Foto Door Matthieu Riegler, CC-by, CC BY 3.0
Verjaardagskalender: 7 januari: David Arroyo (1980)
Af en toe verlangt Eusebio Unzué nog wel eens terug naar de jaren dat de UCI Wereldkalender, in 2010 de opvolger van de ProTour, nog bedacht moet worden en grote ploegen niet verplicht zijn aan te treden in alle grote koersen. Een wedstrijd die voorheen niet helemaal paste in de wedstrijdprogramma’s van kopmannen Pedro Delgado en Miguel Induraín, of die voor geldschieters Reynolds en later Banesto niet interessant genoeg was, kon gemakkelijk overgeslagen worden. Sinds de introductie van de ProTour in 2005 kan dat niet meer en dus is Unzué verplicht een delegatie van zijn renners naar Nederland af te vaardigen voor de 93ste editie van de Giro d’Italia. Nee, niet naar Italië, daar strijkt de ronde pas een paar dagen later neer. De Giro van 2010 begint met een proloog door hartje Amsterdam. Om met Caisse d’Epargne geen modderfiguur te slaan en tegelijk kopmannen als Alejandro Valverde, Mauricio Soler en Christophe Moreau te kunnen sparen voor de Tour en wellicht de Vuelta, heeft Unzué in de winter Marzio Bruseghin binnengehaald. De Italiaan heeft in de drie voorgaande edities van de ronde van zijn thuisland top 10 gereden, met een derde plek in 2008 als uitschieter, en moet namens de Spaanse ploeg de strijd om het roze gaan aanbinden met topfavorieten als Cadel Evans, Vincenzo Nibali en Ivan Basso. Tenminste, dat is het plan.
Nog voor de eerste serieuze beproeving bergop ligt Bruseghin op het asfalt en moet hij de Giro noodgedwongen verlaten. Weg kansen op een goede eindklassering in Italië voor de zwartrode Caisse d’Epargne-ploeg. Of toch niet? In de elfde etappe naar L’Avila krijgt een omvangrijke kopgroep verrassend genoeg alle ruimte van de wereld. Niet alleen om te strijden om de ritwinst, maar ook om bijna een kwartier tijdwinst te boeken. Onder de vluchters zitten geduchte klassementsrenners als Bradley Wiggins, Carlos Sastre en Richie Porte. Namens Caisse d’Epargne is David Arroyo als een dief in de nacht mee geslopen. Terwijl de Rus Jevgeni Petrov de rit wint en Porte het roze grijpt, rukt de Spanjaard tamelijk geruisloos op naar de bovenste regionen van het algemeen klassement.

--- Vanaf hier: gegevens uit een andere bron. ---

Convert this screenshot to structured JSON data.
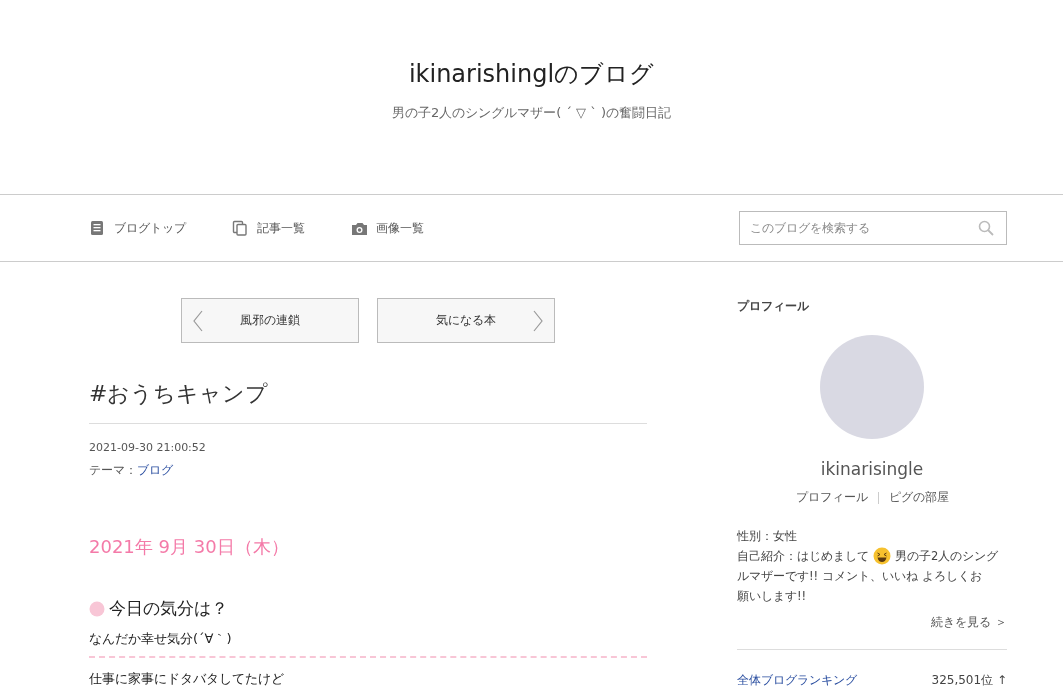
{
  "header": {
    "title": "ikinarishinglのブログ",
    "subtitle": "男の子2人のシングルマザー( ´ ▽ ` )の奮闘日記"
  },
  "nav": {
    "items": [
      {
        "kind": "top",
        "label": "ブログトップ"
      },
      {
        "kind": "list",
        "label": "記事一覧"
      },
      {
        "kind": "images",
        "label": "画像一覧"
      }
    ],
    "search": {
      "placeholder": "このブログを検索する"
    }
  },
  "pager": {
    "prev": "風邪の連鎖",
    "next": "気になる本"
  },
  "article": {
    "title": "#おうちキャンプ",
    "datetime": "2021-09-30 21:00:52",
    "theme_label": "テーマ：",
    "theme": "ブログ",
    "date_heading": "2021年 9月 30日（木）",
    "mood_heading": "今日の気分は？",
    "mood": "なんだか幸せ気分(´∀｀)",
    "body": "仕事に家事にドタバタしてたけど"
  },
  "sidebar": {
    "heading": "プロフィール",
    "name": "ikinarisingle",
    "links": [
      "プロフィール",
      "ピグの部屋"
    ],
    "gender": "性別：女性",
    "intro_before": "自己紹介：はじめまして",
    "intro_lines": [
      "男の子2人のシング",
      "ルマザーです!! コメント、いいね よろしくお",
      "願いします!!"
    ],
    "more": "続きを見る ＞",
    "rankings": [
      {
        "label": "全体ブログランキング",
        "rank": "325,501位 ↑"
      }
    ]
  }
}
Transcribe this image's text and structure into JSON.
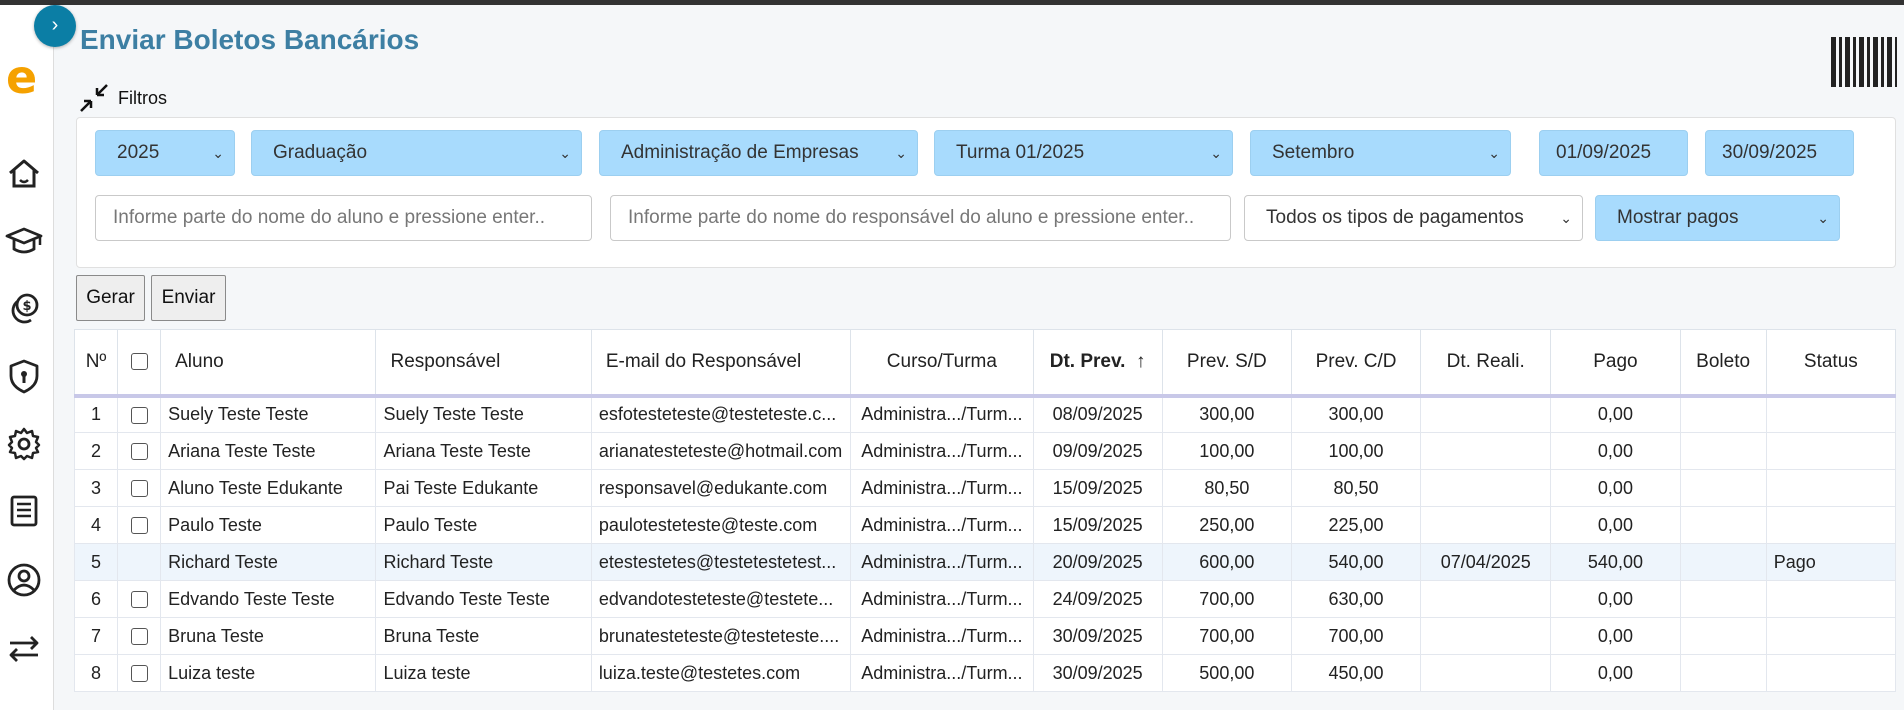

Een jaar eerder was Arroyo, kort achter zijn nieuwe ploeggenoot Bruseghin, al elfde geworden in de Giro – uiteindelijk zelfs achtste doordat meerdere renners vanwege dopinggebruik later uit de uitslag zouden worden geschrapt. De Spanjaard is dus wel degelijk een geduchte factor om rekening mee te houden. Als Porte enkele dagen na de monsterontsnapping in de bergen door het ijs zakt, staat Arroyo plotseling op ‘pole position’ in het klassement. De favorieten moeten een klopjacht beginnen om de Spanjaard nog voor de korte slottijdrit door Verona van zijn roze troon te stoten.
Dat blijkt geen simpele opgave. Arroyo stijgt in het Italiaanse hooggebergte ver boven zichzelf uit. De beoogde knecht van Bruseghin toont zich bij afwezigheid van zijn kopman onverwacht een waardig plaatsvervanger. Arroyo kraakt in de bergen wel meermaals en tegen Ivan Basso is niemand, ook de verrassende Spanjaard niet, opgewassen. Geen van de andere klassementsrenners weet Arroyo nog voorbij te steken. Die staat in Verona breeduit te lachen wanneer hij tussen Basso en Nibali als nummer twee op het ereschavot van de Giro staat. Inmiddels is dan duidelijk dat Valverde een dopingschorsing aan zijn broek heeft en Soler blijkt geen schim meer van de renner die hij een jaar eerder was. Als enige geeft Arroyo het seizoen 2010 nog wat glans voor de équipe van Eusebio Unzué. Uitgerekend in de Giro.